I see \(x_{t-1}\) as a measure of everything that was not measured explicitly at previous time step.
Random walk
\[x_t = x_{t-1} + e_t\]
AR1 processes, different \(\phi\)
Stationarity
- mean, variance, correlations stay constant over time
Why is stationarity important?
There is a single observation per time point. If mean and variance are different for every point, we can’t estimate mean and variance, correlation or model parameters.
AR1 processes are stationary if \(|\phi| < 1\).
non-stationarity means
mean changes, variance changes, seasonality present, correlation changes
MA(q) process (moving average)
\[y_t = \theta_1 e_{t-1} + \theta_2 e_{t-2} + \ldots + \theta_p e_{t-p} + e_t\]

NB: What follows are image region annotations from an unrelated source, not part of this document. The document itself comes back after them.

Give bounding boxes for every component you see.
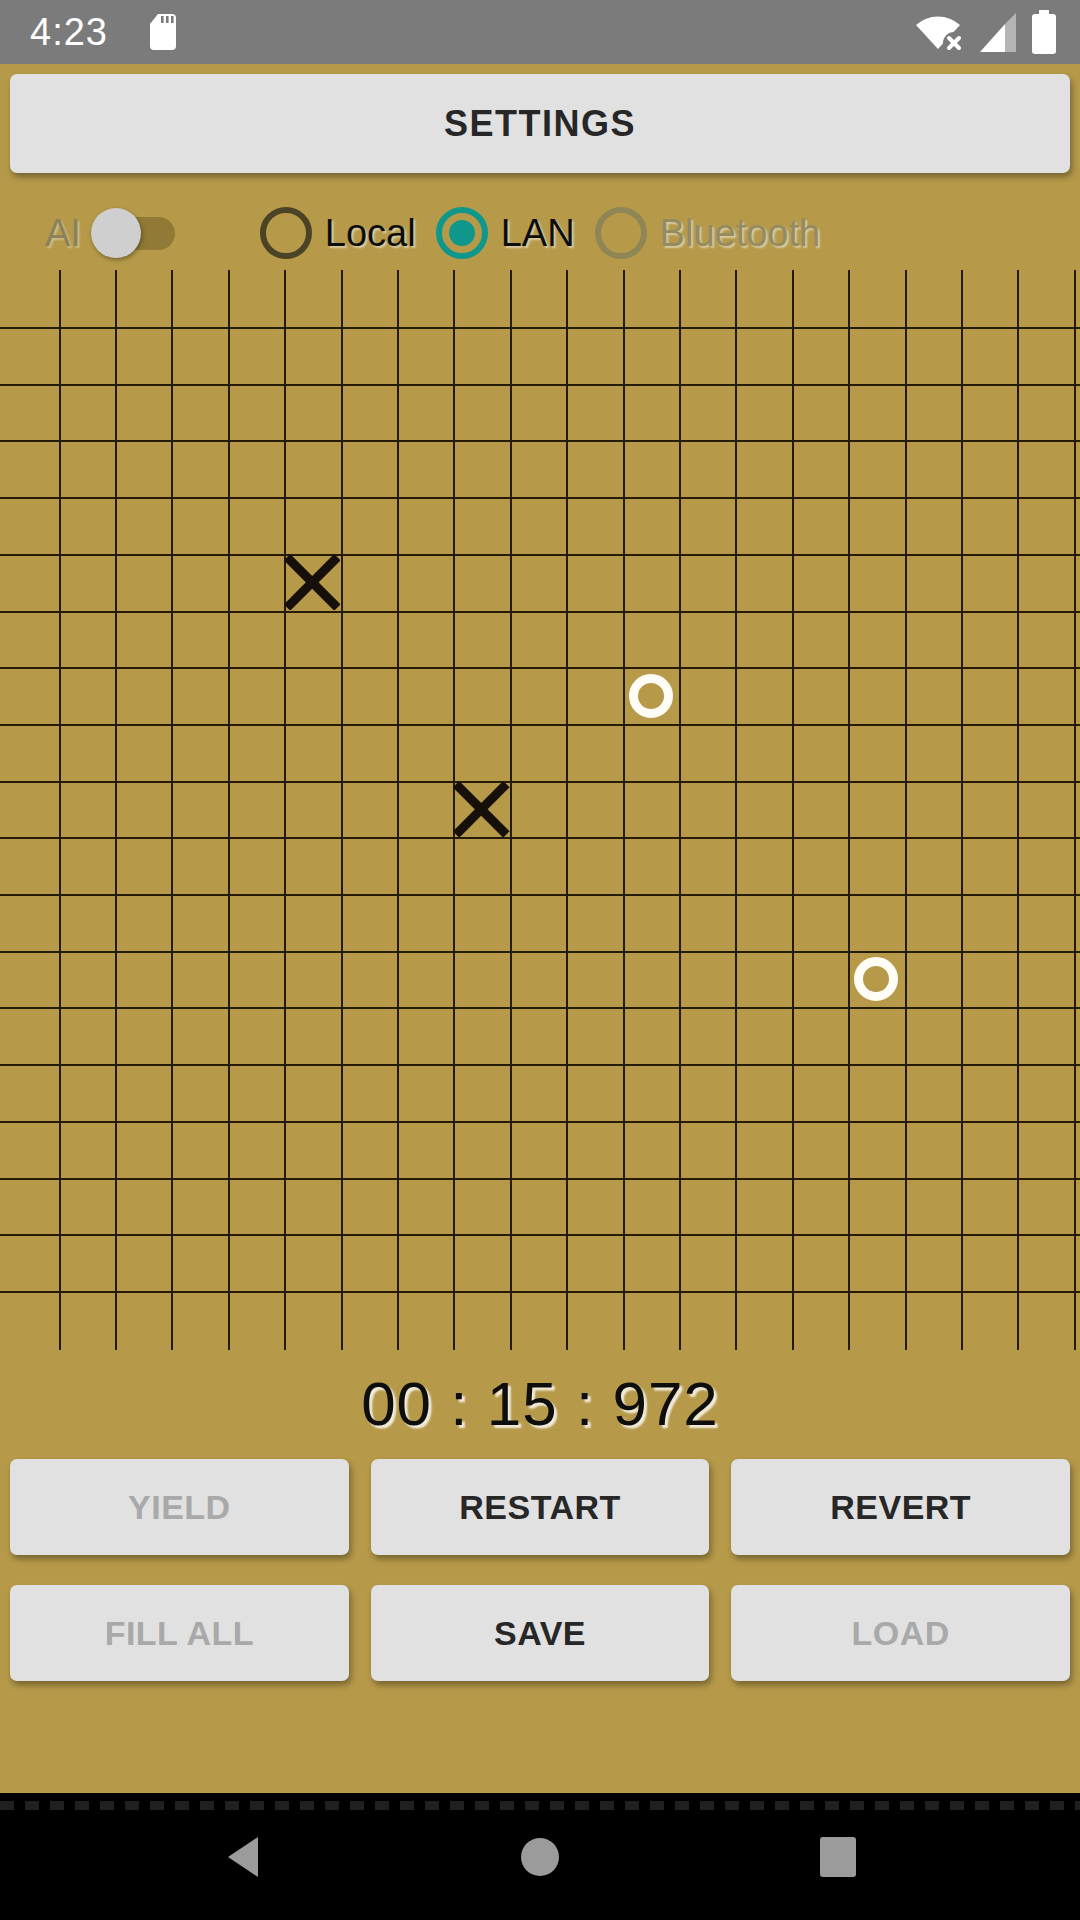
revert-button[interactable]: REVERT (731, 1459, 1070, 1555)
ai-label: AI (45, 212, 81, 255)
clock-text: 4:23 (30, 11, 108, 54)
ai-switch[interactable] (91, 207, 177, 259)
wifi-no-connection-icon (914, 11, 966, 53)
radio-lan-circle[interactable] (436, 207, 488, 259)
load-button: LOAD (731, 1585, 1070, 1681)
piece-o (623, 667, 679, 724)
ai-toggle-group[interactable]: AI (45, 207, 177, 259)
timer-display: 00 : 15 : 972 (0, 1368, 1080, 1439)
radio-bluetooth: Bluetooth (595, 207, 821, 259)
settings-button[interactable]: SETTINGS (10, 74, 1070, 173)
yield-button: YIELD (10, 1459, 349, 1555)
recents-icon[interactable] (816, 1835, 860, 1879)
status-bar: 4:23 (0, 0, 1080, 64)
piece-x (453, 781, 509, 838)
cell-signal-icon (978, 11, 1018, 53)
save-button[interactable]: SAVE (371, 1585, 710, 1681)
radio-local-label: Local (325, 212, 416, 255)
radio-bluetooth-label: Bluetooth (660, 212, 821, 255)
radio-lan-label: LAN (501, 212, 575, 255)
sd-card-icon (148, 12, 178, 52)
ai-switch-thumb[interactable] (91, 208, 141, 258)
android-nav-bar (0, 1793, 1080, 1920)
radio-local-circle[interactable] (260, 207, 312, 259)
action-row-1: YIELD RESTART REVERT (10, 1459, 1070, 1555)
connection-mode-radios: Local LAN Bluetooth (260, 207, 820, 259)
radio-bluetooth-circle (595, 207, 647, 259)
battery-full-icon (1030, 9, 1058, 55)
back-icon[interactable] (220, 1835, 264, 1879)
piece-x (284, 554, 340, 611)
restart-button[interactable]: RESTART (371, 1459, 710, 1555)
home-icon[interactable] (518, 1835, 562, 1879)
controls-row: AI Local LAN Bluetooth (0, 194, 1080, 272)
board[interactable] (0, 270, 1080, 1350)
radio-lan[interactable]: LAN (436, 207, 575, 259)
fill-all-button: FILL ALL (10, 1585, 349, 1681)
piece-o (848, 951, 904, 1008)
radio-local[interactable]: Local (260, 207, 416, 259)
action-row-2: FILL ALL SAVE LOAD (10, 1585, 1070, 1681)
app-screen: 4:23 (0, 0, 1080, 1920)
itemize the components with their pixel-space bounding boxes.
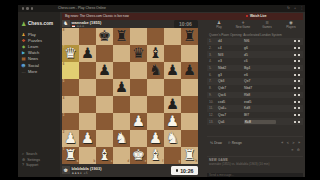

sum of previous shocks / events
White noise
identically, independently distributed, mean 0, no autocorrelation
ACF and PACF
autocorrelation function, partial autocorrelation function
partical autocorrelation is the correlation between \(z_t\) and \(z_{t+k}\) that is not accounted for by lags 1 to k.
Three approaches to time series modelling
1. ARIMA, very briefly
arima(p, d, q)
p = order of autoregressive process, d = difference order, q = order of moving average process
If \(y_t\) is not stationary then \(y_t - y_{t-1}\) sometimes is (first order differences).
ARIMA: auto-regressive, integrated, moving average
‘integrated’ refers to differencing
Three approaches to time series modelling
2. Regression
Ignore or model auto-correlation in errors like this:
\[y_t = \beta_0 + \beta_1 x_t + \nu_t\]
\[\nu_t = \phi \nu_{t-1} + e_t\]
Not this:
\[y_t = \beta_0 + \beta_1 x_t + \phi y_{t-1} + e_t\]
problem: \(\beta_1\) is not change in response per unit change in \(x\)
Simulate some data with autocorrelation, fit regression model
acf2
comes from package astsa
, and skips the auto-correlation at lag 1.
ARMA errors
arima
with xreg
models autocorrelation in errors
a1 <- arima(y, order = c(0, 0, 0), xreg = x)
a2 <- arima(y, order = c(1, 0, 0), xreg = x)
##
## Call:
## arima(x = y, order = c(1, 0, 0), xreg = x)
##
## Coefficients:
## ar1 intercept x
## 0.8238 2.1524 -1.9644
## s.e. 0.0544 0.5223 0.0640
##
## sigma^2 estimated as 0.5757: log likelihood = -114.85, aic = 237.7
Compare to true values: \(\beta_0 = 3, \beta_1 = -2, \phi = 0.9, \sigma^2 = 0.64\)
Regression without ARMA errors
##
## Call:
## arima(x = y, order = c(0, 0, 0), xreg = x)
##
## Coefficients:
## intercept x
## 1.4424 -1.8305
## s.e. 0.7726 0.1494
##
## sigma^2 estimated as 1.842: log likelihood = -172.43, aic = 350.86
Coefficient estimates are further from true values.